Polyglot programming
This page features a short comparison and some links on writing fast, (mostly) compiled code for efficient scientific computations which can easily be called from Python. We review several candidate languages, namely C, C++, Fortran, Cython, Numba, Nim, Rust, D, Chapel and Julia.
For simple problems, Numba is very useful to speed up code execution, but for more complicated tasks, other approaches are necessary. Cython seems to be the natural choice, but the translation to C code and consecutive compilation is rather disruptive in a Pythonic workflow. Cython generated code is sometimes slightly slower than other languages like C or Fortran, but usually not more than a factor of two. C, C++ and Fortran can easily be called from Python but are not exactly nice to work with. Even though C++11/14 and Fortran 2003/2008 improved the situation quite a bit, C++ is still very complex and Fortran shows its age of almost 60 years. Moreover, modern, object-oriented Fortran is not easily callable from Python (and C/C++ for that matter), but needs an additonal layer of wrappers.
Nim is nice in that it has a syntax rather close to that of Python and the Pymod package can be used to auto-generate Python modules that wrap Nim modules. As a compiled language, Nim is very fast but it has certain problems for practical use, e.g., it is still under heavy development, so the language is still changing, but the stable 1.0 version should not be too far ahead. A show stopper, however, is the lack of support for n-dimensional arrays.
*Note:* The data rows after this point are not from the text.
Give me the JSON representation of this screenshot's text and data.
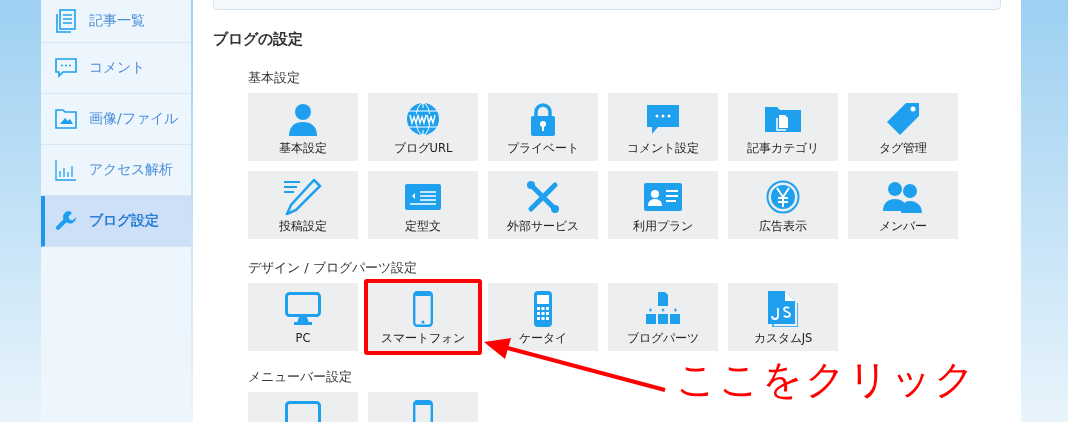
{
  "sidebar": {
    "items": [
      {
        "label": "記事一覧",
        "kind": "document",
        "selected": false
      },
      {
        "label": "コメント",
        "kind": "comment",
        "selected": false
      },
      {
        "label": "画像/ファイル",
        "kind": "image",
        "selected": false
      },
      {
        "label": "アクセス解析",
        "kind": "chart",
        "selected": false
      },
      {
        "label": "ブログ設定",
        "kind": "wrench",
        "selected": true
      }
    ]
  },
  "main": {
    "title": "ブログの設定",
    "sections": [
      {
        "title": "基本設定",
        "tiles": [
          {
            "label": "基本設定",
            "kind": "person",
            "highlighted": false
          },
          {
            "label": "ブログURL",
            "kind": "globe",
            "highlighted": false
          },
          {
            "label": "プライベート",
            "kind": "lock",
            "highlighted": false
          },
          {
            "label": "コメント設定",
            "kind": "comment",
            "highlighted": false
          },
          {
            "label": "記事カテゴリ",
            "kind": "folder",
            "highlighted": false
          },
          {
            "label": "タグ管理",
            "kind": "tag",
            "highlighted": false
          },
          {
            "label": "投稿設定",
            "kind": "pencil",
            "highlighted": false
          },
          {
            "label": "定型文",
            "kind": "template",
            "highlighted": false
          },
          {
            "label": "外部サービス",
            "kind": "tools",
            "highlighted": false
          },
          {
            "label": "利用プラン",
            "kind": "card",
            "highlighted": false
          },
          {
            "label": "広告表示",
            "kind": "yen",
            "highlighted": false
          },
          {
            "label": "メンバー",
            "kind": "people",
            "highlighted": false
          }
        ]
      },
      {
        "title": "デザイン / ブログパーツ設定",
        "tiles": [
          {
            "label": "PC",
            "kind": "monitor",
            "highlighted": false
          },
          {
            "label": "スマートフォン",
            "kind": "phone",
            "highlighted": true
          },
          {
            "label": "ケータイ",
            "kind": "keypad",
            "highlighted": false
          },
          {
            "label": "ブログパーツ",
            "kind": "parts",
            "highlighted": false
          },
          {
            "label": "カスタムJS",
            "kind": "js",
            "highlighted": false
          }
        ]
      },
      {
        "title": "メニューバー設定",
        "tiles": [
          {
            "kind": "monitor",
            "highlighted": false
          },
          {
            "kind": "phone",
            "highlighted": false
          }
        ]
      }
    ]
  },
  "callout": {
    "text": "ここをクリック"
  }
}
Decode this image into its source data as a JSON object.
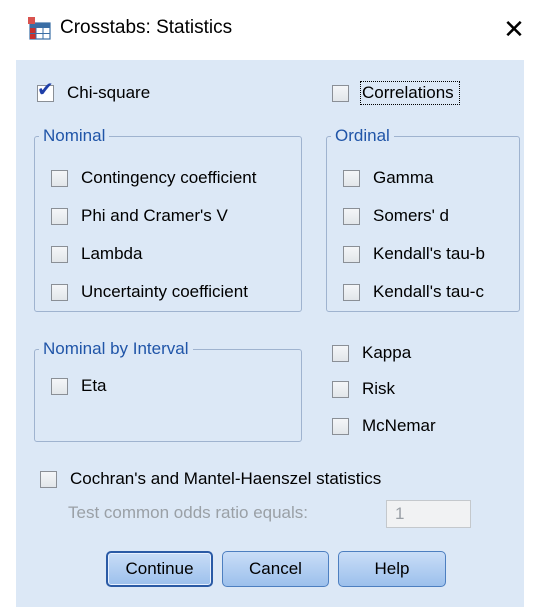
{
  "window": {
    "title": "Crosstabs: Statistics",
    "close_glyph": "✕"
  },
  "chi_square": {
    "label": "Chi-square",
    "checked": true
  },
  "correlations": {
    "label": "Correlations",
    "checked": false
  },
  "nominal": {
    "legend": "Nominal",
    "items": [
      {
        "label": "Contingency coefficient",
        "checked": false
      },
      {
        "label": "Phi and Cramer's V",
        "checked": false
      },
      {
        "label": "Lambda",
        "checked": false
      },
      {
        "label": "Uncertainty coefficient",
        "checked": false
      }
    ]
  },
  "ordinal": {
    "legend": "Ordinal",
    "items": [
      {
        "label": "Gamma",
        "checked": false
      },
      {
        "label": "Somers' d",
        "checked": false
      },
      {
        "label": "Kendall's tau-b",
        "checked": false
      },
      {
        "label": "Kendall's tau-c",
        "checked": false
      }
    ]
  },
  "nominal_by_interval": {
    "legend": "Nominal by Interval",
    "items": [
      {
        "label": "Eta",
        "checked": false
      }
    ]
  },
  "other": [
    {
      "label": "Kappa",
      "checked": false
    },
    {
      "label": "Risk",
      "checked": false
    },
    {
      "label": "McNemar",
      "checked": false
    }
  ],
  "cochran": {
    "label": "Cochran's and Mantel-Haenszel statistics",
    "checked": false
  },
  "odds_ratio": {
    "label": "Test common odds ratio equals:",
    "value": "1"
  },
  "buttons": {
    "continue": "Continue",
    "cancel": "Cancel",
    "help": "Help"
  },
  "colors": {
    "client_bg": "#dce8f6",
    "legend_text": "#2055a8",
    "button_fill": "#9cc0ec"
  },
  "icons": {
    "app": "crosstabs-table-icon",
    "check": "checkmark-icon"
  }
}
Another relatively new, but already stable language is Rust. It features guaranteed memory and thread safety, type inference and good performance. Rust is a systems programming language intended to be a memory safe replacement for C/C++ and in some respects somewhat lower level than Nim, Chapel or D, and might therefore be slightly more complicated to use. Moreover, the Python interface is CFFI based (C Foreign Function Interface), which is fast and flexible but not necessarily the most pleasant to use. Still, Rust is much simpler than e.g. C and C++ and certainly preferable if one has to choose between the two.
A language that has been around for somewhat longer but is otherwise similar to Rust is D. It is fast, robust, easy to use. However, just as NIM, D seems to lack support for n-dimensional arrays, which is a show stopper for scientific computing.
A language, specifically designed for scientific computing, is Chapel. It shares the pleasant feature with D (fast, robust, easy to use), but offers native support for n-dimensional arrays. Moreover is is easy to call from Python and has the advantage of featuring not only local parallelism, but also cluster-level parallelism.
Even though Rust, Nim, D and Chapel are statically typed, they have very strong type inference, but at compile time, therefore offering flexibility while retaining good performance. Variables are statically typed, but not explicitly. Besides, they also support overloading and static dispatch, which is a both fast and clean way to write flexible algorithms which can deal with several data types.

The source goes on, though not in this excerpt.